Friday, January 23, 2015

Data Storage and Digital Content Access Patents Not Invalid Under Alice

The magistrate judge recommended denying defendants' motion for summary judgment that plaintiff's data storage and digital content access patents were invalid for lack of patentable subject matter because they addressed unique problems unknown in the pre-internet world. "[T]he patents here do not simply apply a known business practice from the pre-Internet world to computers or the Internet. . . . Piracy of digital content became widespread through means unknown to the pre-Internet world. The patents claim methods and systems designed to prevent such easy and unauthorized reproduction and access while allowing the access to be nearly instantaneous and the storage to be permanent. The patents also address the unique problem of controlling a user’s access to data that the user already possesses by tracking use data and restricting access according to use rules.
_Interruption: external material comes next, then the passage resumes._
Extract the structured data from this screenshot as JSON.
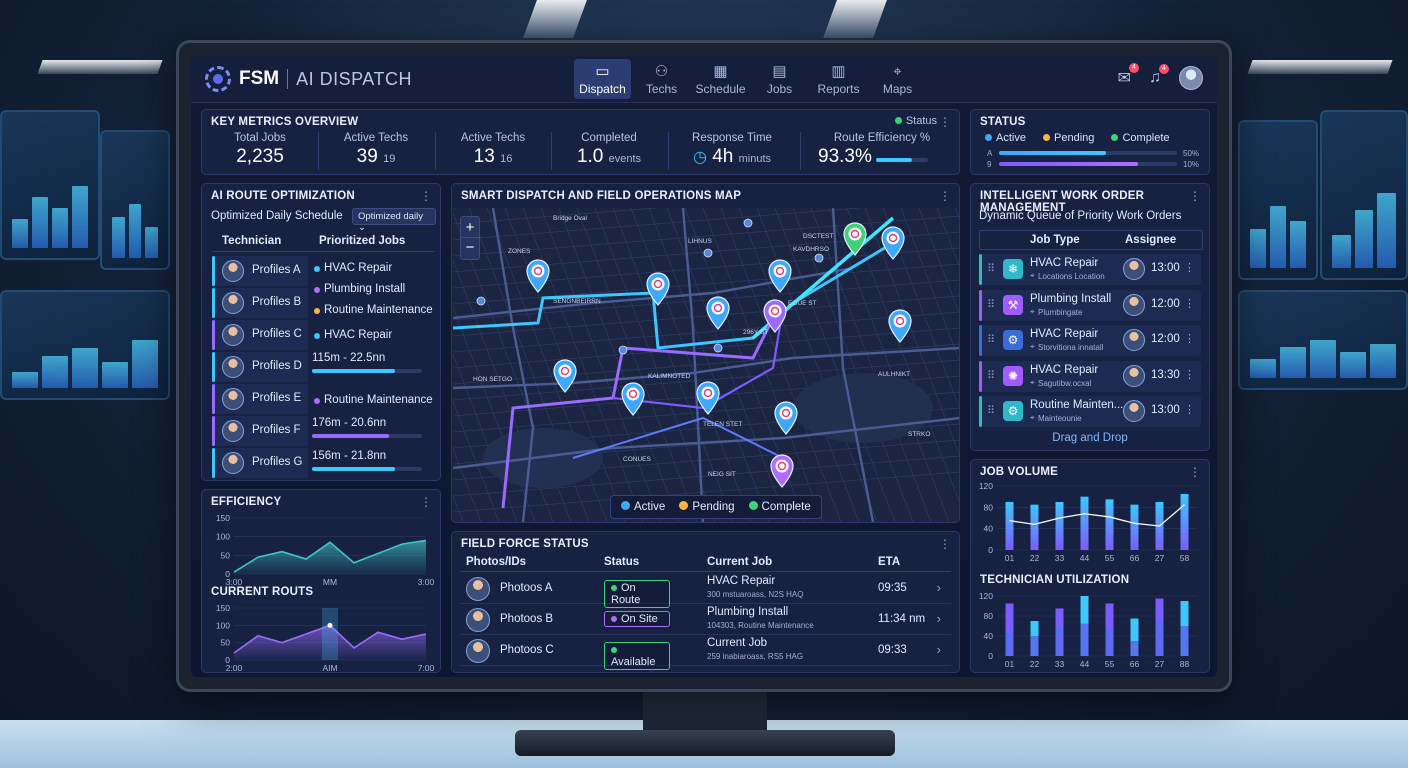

This sort of access control was also unknown in the pre-Internet era, even though Defendants’ expert opined that the patents can be likened to ordering a DVD over the telephone. . . . [T]he claims solve problems faced by digital content providers in the Internet Era and 'improve the functioning of the computer itself' by providing protection for proprietary digital content."

Smartflash LLC et al v. Apple Inc. et al, 6-13-cv-00447 (TXED January 21, 2015, Order) (Mitchell, M.J.)